老板趴在地上,看着自己经营了十五年的店铺被砸得一片狼藉。
嚎啕大哭。
一个小兵,蹲在他旁边。
"哭?你也知道哭?
你们日本人杀中国人的时候,中国人也哭。
你们听见了吗?"
一脚踹在他脸上。
老板的哭声戛然而止。
鼻子嘴里全是血。
一个日本商人,带着老婆孩子。
想从后门跑。
被几个士兵截住。
士兵们上去。
先把他按在墙上。
"啪!啪!啪!啪!"
左右开弓,四个耳光。
扇得他脸肿得像猪头。
然后搜身。
把他身上的钱包、手表、戒指,全搜走。
他老婆抱着孩子,吓得浑身发抖。
跪在地上求饶。
用蹩脚中文喊。
"饶命!饶命!"
一个士兵看着她。
"现在知道求饶了?
你们日本人在华北杀人放火的时候,中国人也求饶。
你们饶了吗?"
没碰她。
但一脚把她身边的行李箱踢翻。
里面的衣服、化妆品,撒了一地。
士兵们上去踩。
踩得稀烂。
那个日本商人,被按在墙上。
脸贴着墙。
浑身发抖。
嘴里反复念着。
"这是地狱……这是地狱……"
一个士兵在他耳边说。
"地狱?
这才哪到哪。
你们日本人给中国人造的地狱,比这狠一百倍。
今天只是收点利息。

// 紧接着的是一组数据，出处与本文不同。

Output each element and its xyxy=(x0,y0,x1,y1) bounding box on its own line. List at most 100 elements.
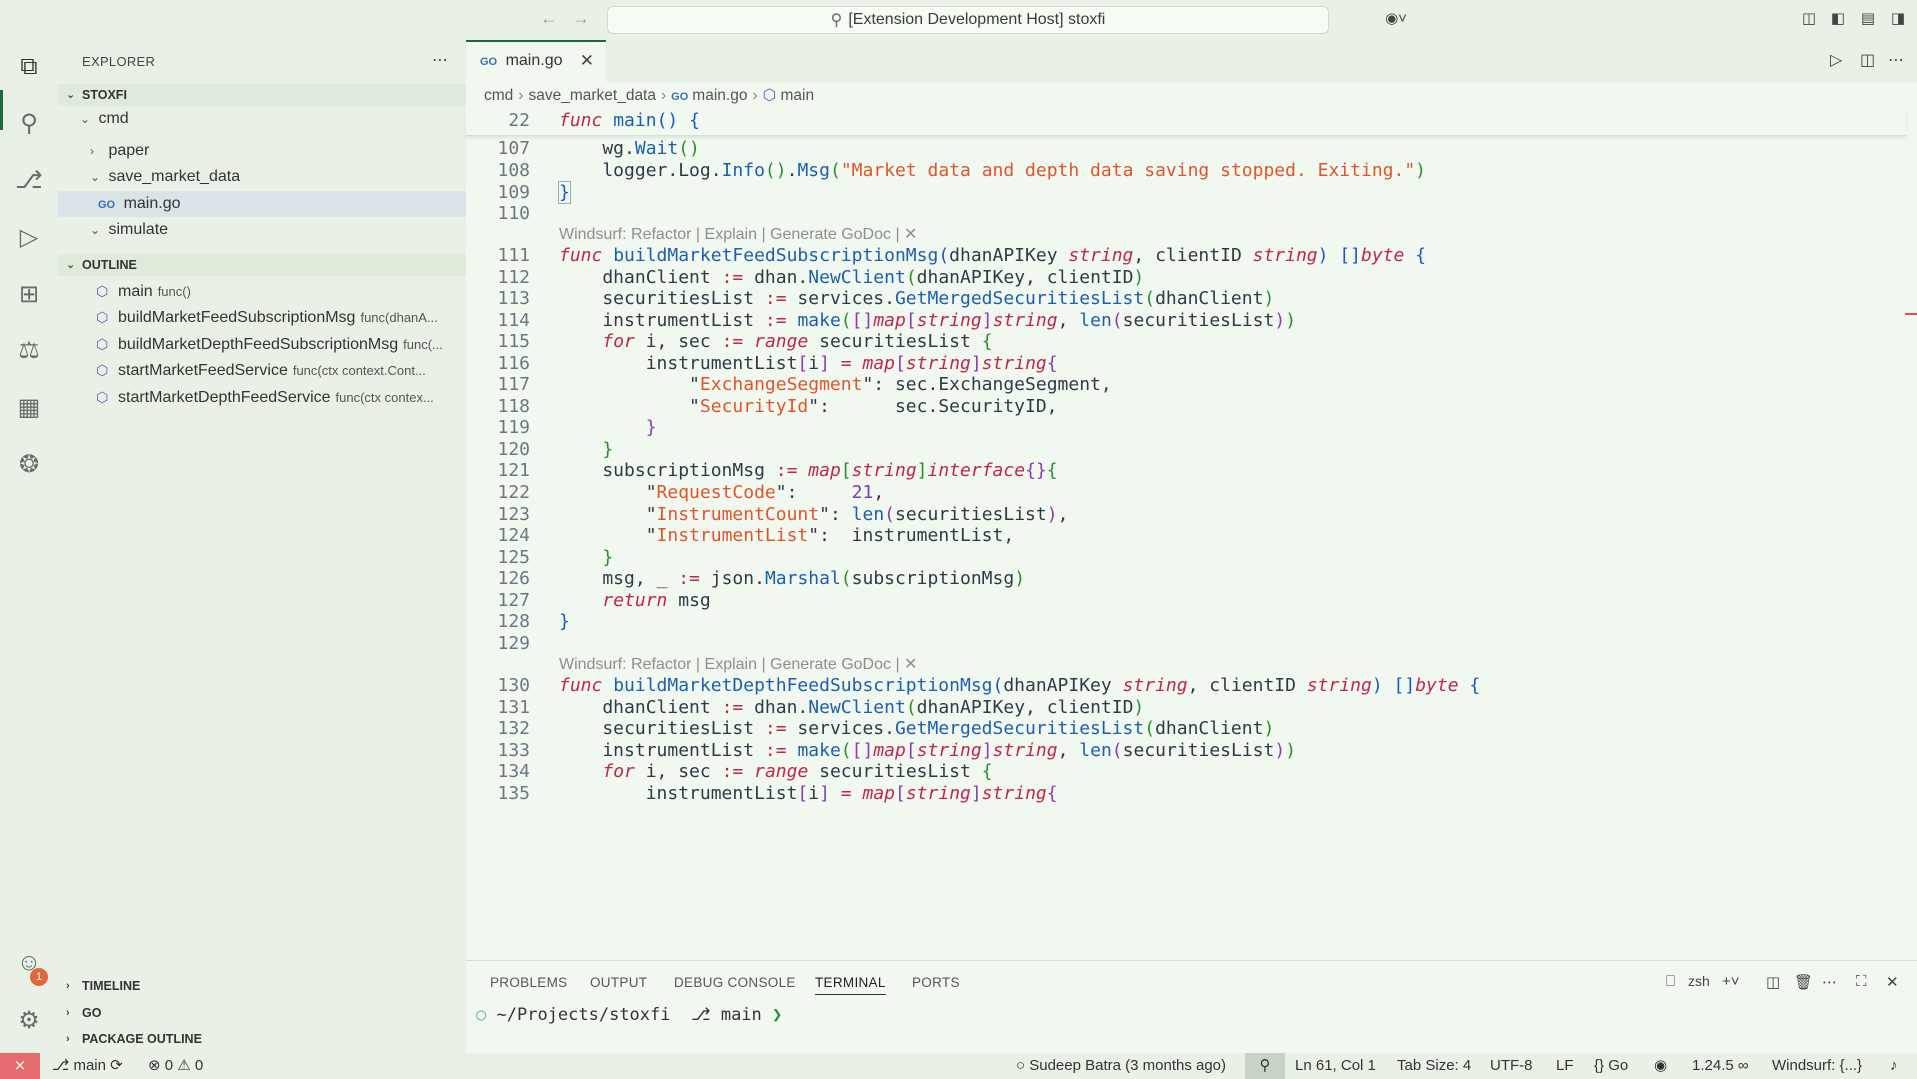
blame-text: Sudeep Batra (3 months ago) xyxy=(1029,1057,1227,1074)
source-control-icon[interactable]: ⎇ xyxy=(14,165,44,195)
problems-indicator[interactable]: ⊗ 0 ⚠ 0 xyxy=(148,1053,203,1079)
tab-main-go[interactable]: GO main.go ✕ xyxy=(466,40,606,82)
code-editor[interactable]: 22 func main() { 107 wg.Wait() 108 logger… xyxy=(466,110,1917,960)
breadcrumb-item[interactable]: main xyxy=(780,87,814,104)
search-icon: ⚲ xyxy=(830,12,843,29)
terminal-shell-label[interactable]: zsh xyxy=(1688,973,1710,989)
tree-item-label: cmd xyxy=(98,110,129,127)
status-bar: ⨯ ⎇ main ⟳ ⊗ 0 ⚠ 0 ○ Sudeep Batra (3 mon… xyxy=(0,1053,1917,1079)
chevron-right-icon: › xyxy=(66,980,70,992)
line-number: 129 xyxy=(497,633,530,654)
chevron-down-icon: ⌄ xyxy=(66,89,76,101)
encoding[interactable]: UTF-8 xyxy=(1490,1053,1533,1079)
run-icon[interactable]: ▷ xyxy=(1830,50,1842,70)
kubernetes-icon[interactable]: ❂ xyxy=(14,449,44,479)
function-symbol-icon: ⬡ xyxy=(96,336,109,352)
line-ending[interactable]: LF xyxy=(1556,1053,1574,1079)
close-icon[interactable]: ✕ xyxy=(580,42,594,80)
back-arrow-icon[interactable]: ← xyxy=(540,8,558,29)
timeline-header[interactable]: › TIMELINE xyxy=(58,975,466,997)
tab-ports[interactable]: PORTS xyxy=(912,975,960,990)
toggle-secondary-sidebar-icon[interactable]: ◨ xyxy=(1889,10,1907,28)
error-icon: ⊗ xyxy=(148,1057,161,1074)
scrollbar-marker xyxy=(1905,313,1917,315)
function-symbol-icon: ⬡ xyxy=(96,283,109,299)
maximize-panel-icon[interactable]: ⛶ xyxy=(1856,973,1867,990)
forward-arrow-icon[interactable]: → xyxy=(572,8,590,29)
more-actions-icon[interactable]: ⋯ xyxy=(1822,973,1837,991)
tree-item-label: main.go xyxy=(123,195,181,212)
copilot-icon[interactable]: ◉˅ xyxy=(1380,10,1412,28)
sticky-scroll-line[interactable]: 22 func main() { xyxy=(466,110,1906,136)
outline-item[interactable]: ⬡ startMarketFeedService func(ctx context… xyxy=(58,358,466,384)
chevron-down-icon: ⌄ xyxy=(66,259,76,271)
breadcrumb-item[interactable]: main.go xyxy=(692,87,747,104)
split-terminal-icon[interactable]: ◫ xyxy=(1766,973,1780,991)
warning-count: 0 xyxy=(194,1057,204,1074)
go-version[interactable]: 1.24.5 ∞ xyxy=(1692,1053,1749,1079)
search-icon[interactable]: ⚲ xyxy=(14,108,44,138)
extensions-icon[interactable]: ⊞ xyxy=(14,279,44,309)
testing-icon[interactable]: ⚖ xyxy=(14,335,44,365)
package-outline-header[interactable]: › PACKAGE OUTLINE xyxy=(58,1028,466,1050)
more-actions-icon[interactable]: ⋯ xyxy=(1888,50,1904,70)
explorer-icon[interactable]: ⧉ xyxy=(14,52,44,82)
git-blame[interactable]: ○ Sudeep Batra (3 months ago) xyxy=(1016,1053,1226,1079)
trash-icon[interactable]: 🗑 xyxy=(1794,973,1813,991)
tree-item-main-go[interactable]: GO main.go xyxy=(58,191,466,217)
folder-header[interactable]: ⌄ STOXFI xyxy=(58,84,466,106)
toggle-sidebar-icon[interactable]: ◧ xyxy=(1829,10,1847,28)
tab-label: main.go xyxy=(505,52,563,69)
chevron-down-icon: ⌄ xyxy=(90,223,101,237)
zoom-icon[interactable]: ⚲ xyxy=(1245,1053,1285,1079)
bottom-panel: PROBLEMS OUTPUT DEBUG CONSOLE TERMINAL P… xyxy=(466,960,1917,1053)
section-title: GO xyxy=(82,1006,102,1020)
command-center-label: [Extension Development Host] stoxfi xyxy=(848,11,1106,28)
go-header[interactable]: › GO xyxy=(58,1002,466,1024)
terminal-path: ~/Projects/stoxfi xyxy=(496,1005,671,1025)
branch-icon: ⎇ xyxy=(690,1005,711,1025)
tree-item-simulate[interactable]: ⌄ simulate xyxy=(58,217,466,243)
tab-debug-console[interactable]: DEBUG CONSOLE xyxy=(674,975,796,990)
more-actions-icon[interactable]: ⋯ xyxy=(432,50,448,70)
title-bar: ← → ⚲ [Extension Development Host] stoxf… xyxy=(0,0,1917,40)
outline-header[interactable]: ⌄ OUTLINE xyxy=(58,254,466,276)
code-line: 135 instrumentList[i] = map[string]strin… xyxy=(466,781,1906,807)
tree-item-save-market-data[interactable]: ⌄ save_market_data xyxy=(58,164,466,190)
sync-icon[interactable]: ⟳ xyxy=(110,1057,123,1074)
line-number: 135 xyxy=(497,783,530,804)
language-mode[interactable]: {} Go xyxy=(1594,1053,1628,1079)
breadcrumb-item[interactable]: save_market_data xyxy=(528,87,656,104)
toggle-panel-icon[interactable]: ▤ xyxy=(1859,10,1877,28)
tab-output[interactable]: OUTPUT xyxy=(590,975,647,990)
branch-indicator[interactable]: ⎇ main ⟳ xyxy=(52,1053,123,1079)
outline-item[interactable]: ⬡ buildMarketFeedSubscriptionMsg func(dha… xyxy=(58,305,466,331)
tree-item-cmd[interactable]: ⌄ cmd xyxy=(58,106,466,132)
tab-problems[interactable]: PROBLEMS xyxy=(490,975,567,990)
settings-gear-icon[interactable]: ⚙ xyxy=(14,1005,44,1035)
layout-customize-icon[interactable]: ◫ xyxy=(1800,10,1818,28)
copilot-status-icon[interactable]: ◉ xyxy=(1654,1053,1667,1079)
tree-item-label: simulate xyxy=(108,221,169,238)
run-debug-icon[interactable]: ▷ xyxy=(14,222,44,252)
notifications-bell-icon[interactable]: ♪ xyxy=(1890,1053,1898,1079)
cursor-position[interactable]: Ln 61, Col 1 xyxy=(1295,1053,1376,1079)
outline-item[interactable]: ⬡ buildMarketDepthFeedSubscriptionMsg fun… xyxy=(58,332,466,358)
tree-item-paper[interactable]: › paper xyxy=(58,138,466,164)
new-terminal-icon[interactable]: +˅ xyxy=(1722,973,1740,990)
outline-item-name: buildMarketFeedSubscriptionMsg xyxy=(118,309,356,326)
outline-item[interactable]: ⬡ main func() xyxy=(58,279,466,305)
windsurf-status[interactable]: Windsurf: {...} xyxy=(1772,1053,1862,1079)
command-center-search[interactable]: ⚲ [Extension Development Host] stoxfi xyxy=(607,6,1329,34)
error-count: 0 xyxy=(164,1057,174,1074)
outline-item[interactable]: ⬡ startMarketDepthFeedService func(ctx co… xyxy=(58,385,466,411)
breadcrumb-item[interactable]: cmd xyxy=(484,87,513,104)
remote-indicator-icon[interactable]: ⨯ xyxy=(0,1053,40,1079)
tab-size[interactable]: Tab Size: 4 xyxy=(1397,1053,1471,1079)
chevron-right-icon: › xyxy=(90,144,94,158)
tab-terminal[interactable]: TERMINAL xyxy=(815,975,886,995)
close-panel-icon[interactable]: ✕ xyxy=(1886,973,1899,991)
terminal-prompt[interactable]: ○ ~/Projects/stoxfi ⎇ main ❯ xyxy=(476,1005,782,1025)
containers-icon[interactable]: ▦ xyxy=(14,392,44,422)
split-editor-icon[interactable]: ◫ xyxy=(1860,50,1875,70)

"
虎贲师的兵,砸开横滨正金银行北平分行大厅的铁栅栏,冲进去。
银行经理吉田正男,站在金库门口。
双手张开,护住身后的金库大门。
脸涨得通红。
"这是大日本帝国正金银行!受国际法保护!
你们不能进来!
金库的钥匙在东京总行!我没有!
你们这些支那土匪!强盗!
大日本帝国不会放过你们!"
几个虎贲师的兵冲上去。
二话不说,一枪托砸在吉田肩膀上,把他砸翻在地。
吉田挣扎着想爬起来。
被一脚踩在胸口。
动弹不得。
一个士兵蹲下来看着他。
拍了拍他的脸。
不是用力拍。
是那种羞辱性的、像拍一条狗的脑袋那样的拍。
"你刚才说什么?支那土匪?
对。老子今天就是土匪。
你们日本人在华北当了几十年土匪,抢了多少东西杀了多少人?
今天轮到我们了。
怎么样?被人抢的滋味好不好受?"
"啪!"
一巴掌扇在吉田脸上。
扇得他嘴角流血。
"说!好不好受!"
"啪!"
又一巴掌。
吉田被扇得头晕眼花。
嘴里全是血。
带队的排长站起来,对身后两个工兵一招手。
"拿炸药。"
工兵在金库门上布置好炸药包。
引线拉到大厅外面。
排长蹲在引线旁边。
划了根火柴。
吉田的眼珠子,快要从眼眶里瞪出来。
他死死盯着那根引线。
脑子里像走马灯一样,闪过无数画面。
金库被炸开,他会被以叛国罪起诉。
妻子会被赶出会社宿舍,在东京街头无家可归。
十六岁的女儿会被送去满洲的慰安所。
十二岁的儿子会被征兵,塞进运兵船送到前线,变成一具没人收尸的冻僵的尸体。
父母会被人从祖屋里赶出来,自己走进河里。
这一切,全在引线被点燃前的最后几秒。
像烙铁一样,烙进吉田的脑子里。
他发出一声撕心裂肺的惨叫。
"不——!不要!不要炸!求求你们不要炸!"
排长回头看了他一眼。
火光映在排长脸上,冷得像冰。
"现在想起来求饶了?
你们日本人在华北抢中国人的时候,替中国人求过饶吗?
你们把中国人的银子运回东京的时候,替中国人的孩子想过吗?"
他把火柴凑到引线上。
"轰!!!"
金库铁门被炸开一个大洞。
烟尘慢慢散去。
露出金库里面——
堆成小山的日元纸币。
整整齐齐码放的银元箱。
一排一排泛着暗金色光的金条。
金库最深处,还有几个密封的保险柜。
里面是日本洋行在华北的地契、房产契约、矿产开采权证书。